Thinking about renting space in a co-location facility?
I suggest you visit any site you’re considering with the usual due-diligence checklist that addresses matters of security, compliance, environmental risks, power redundancy, and networking capabilities.
This checklist will get you only so far, however. You’ll need to keep a couple of other co-location considerations front-of-mind, too.
First, who owns the co-lo site you’re considering? If it’s a real estate investment trust (REIT), this may impact how the co-lo site operates.

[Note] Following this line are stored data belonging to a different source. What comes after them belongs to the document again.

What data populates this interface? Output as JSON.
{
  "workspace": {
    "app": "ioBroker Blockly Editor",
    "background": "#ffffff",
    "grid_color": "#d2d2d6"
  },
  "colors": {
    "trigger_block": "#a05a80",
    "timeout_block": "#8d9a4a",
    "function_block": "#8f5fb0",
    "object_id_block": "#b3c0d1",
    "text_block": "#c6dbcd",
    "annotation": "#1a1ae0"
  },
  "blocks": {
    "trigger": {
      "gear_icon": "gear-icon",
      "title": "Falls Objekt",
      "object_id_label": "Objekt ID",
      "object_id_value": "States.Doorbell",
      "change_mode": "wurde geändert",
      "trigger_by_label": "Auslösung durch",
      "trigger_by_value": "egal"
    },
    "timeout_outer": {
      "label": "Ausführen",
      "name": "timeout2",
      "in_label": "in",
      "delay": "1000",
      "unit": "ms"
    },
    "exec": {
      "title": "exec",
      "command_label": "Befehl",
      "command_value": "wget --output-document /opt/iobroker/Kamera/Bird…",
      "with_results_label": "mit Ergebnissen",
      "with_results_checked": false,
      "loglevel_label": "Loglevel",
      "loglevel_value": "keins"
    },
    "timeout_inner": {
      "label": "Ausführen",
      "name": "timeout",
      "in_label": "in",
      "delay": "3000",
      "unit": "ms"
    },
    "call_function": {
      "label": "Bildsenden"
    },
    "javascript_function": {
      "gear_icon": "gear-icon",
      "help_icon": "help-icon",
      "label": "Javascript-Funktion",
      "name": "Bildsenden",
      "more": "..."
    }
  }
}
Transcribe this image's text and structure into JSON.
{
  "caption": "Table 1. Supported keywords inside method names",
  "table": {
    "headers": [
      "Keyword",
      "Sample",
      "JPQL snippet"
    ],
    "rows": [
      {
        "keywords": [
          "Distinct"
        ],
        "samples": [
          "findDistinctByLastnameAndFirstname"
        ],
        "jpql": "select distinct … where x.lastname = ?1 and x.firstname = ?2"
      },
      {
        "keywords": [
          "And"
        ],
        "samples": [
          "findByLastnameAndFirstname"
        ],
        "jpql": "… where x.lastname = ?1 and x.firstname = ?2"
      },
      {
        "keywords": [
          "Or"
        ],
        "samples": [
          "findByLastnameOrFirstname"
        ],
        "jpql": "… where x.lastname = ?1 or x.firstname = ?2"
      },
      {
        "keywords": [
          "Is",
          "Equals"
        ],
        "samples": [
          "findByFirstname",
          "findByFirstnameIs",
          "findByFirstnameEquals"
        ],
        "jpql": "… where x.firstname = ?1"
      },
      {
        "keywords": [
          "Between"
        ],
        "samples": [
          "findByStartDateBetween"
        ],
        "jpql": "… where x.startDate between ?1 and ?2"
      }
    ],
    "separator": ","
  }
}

After all, REIT profits come from real estate — in this case, renting rack space — rather than providing technology services. At minimum, you’ll need to know the parties represented in your contract. A co-lo outfit operating on the REIT’s property? The REIT itself? What happens if, say, the REIT’s facility rather than the co-lo provider is responsible for a costly power outage?

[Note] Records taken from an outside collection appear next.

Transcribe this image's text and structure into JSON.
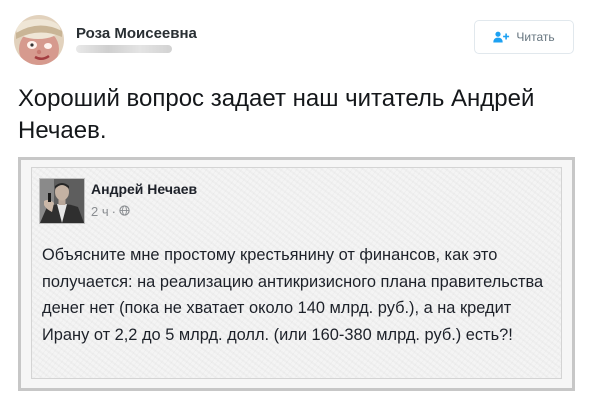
{
  "tweet": {
    "author_name": "Роза Моисеевна",
    "follow_label": "Читать",
    "text": "Хороший вопрос задает наш читатель Андрей Нечаев."
  },
  "embedded_post": {
    "author_name": "Андрей Нечаев",
    "time": "2 ч",
    "separator": "·",
    "text": "Объясните мне простому крестьянину от финансов, как это получается: на реализацию антикризисного плана правительства денег нет (пока не хватает около 140 млрд. руб.), а на кредит Ирану от 2,2 до 5 млрд. долл. (или 160-380 млрд. руб.) есть?!"
  },
  "icons": {
    "follow": "user-plus-icon",
    "privacy": "globe-icon"
  },
  "colors": {
    "accent": "#1da1f2",
    "text": "#14171a",
    "muted": "#66757f"
  }
}
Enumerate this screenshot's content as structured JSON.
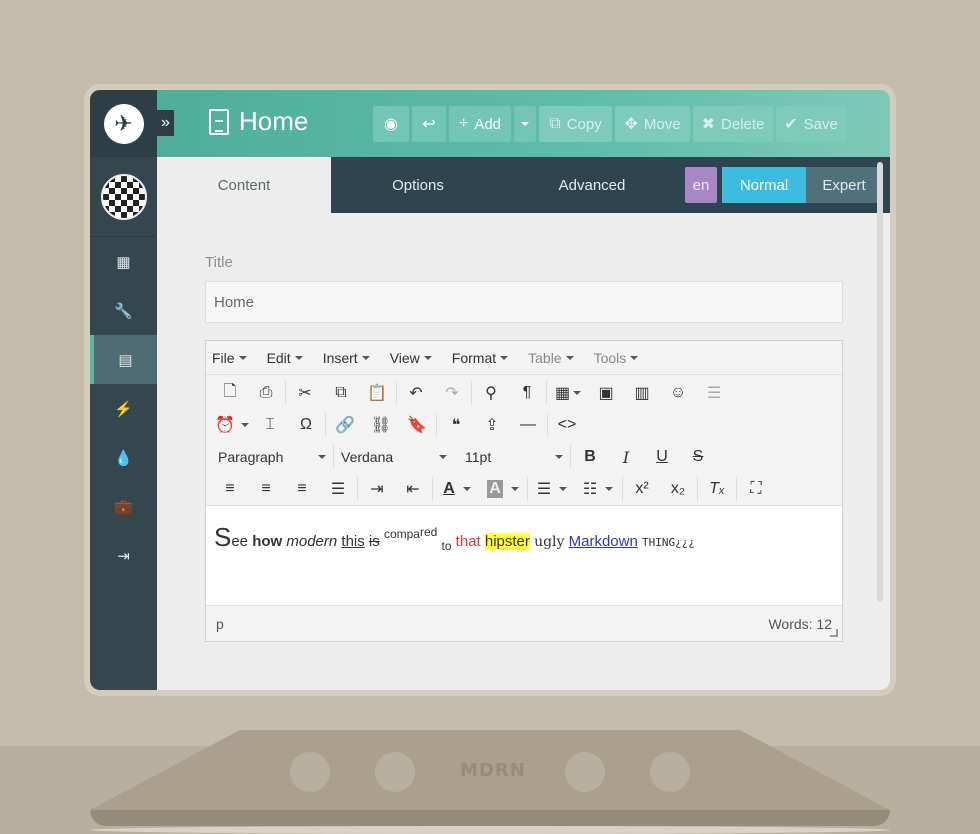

By contrast, co-lo data centers owned and operated by experienced technology services providers act as much more than landlords, since they’re committed to fielding cutting-edge data center environments supported by a deep technical and business expertise that enables them to take full responsibility for what they provide.
So here’s the second co-lo consideration to keep front-of-mind: even if you don’t currently anticipate needing anything more than rented rack space, you may someday be glad for a tech-savvy co-lo provider able to also offer round-the-clock monitoring, remote hands, and the ability to deliver cloud integration or managed services whenever you need them.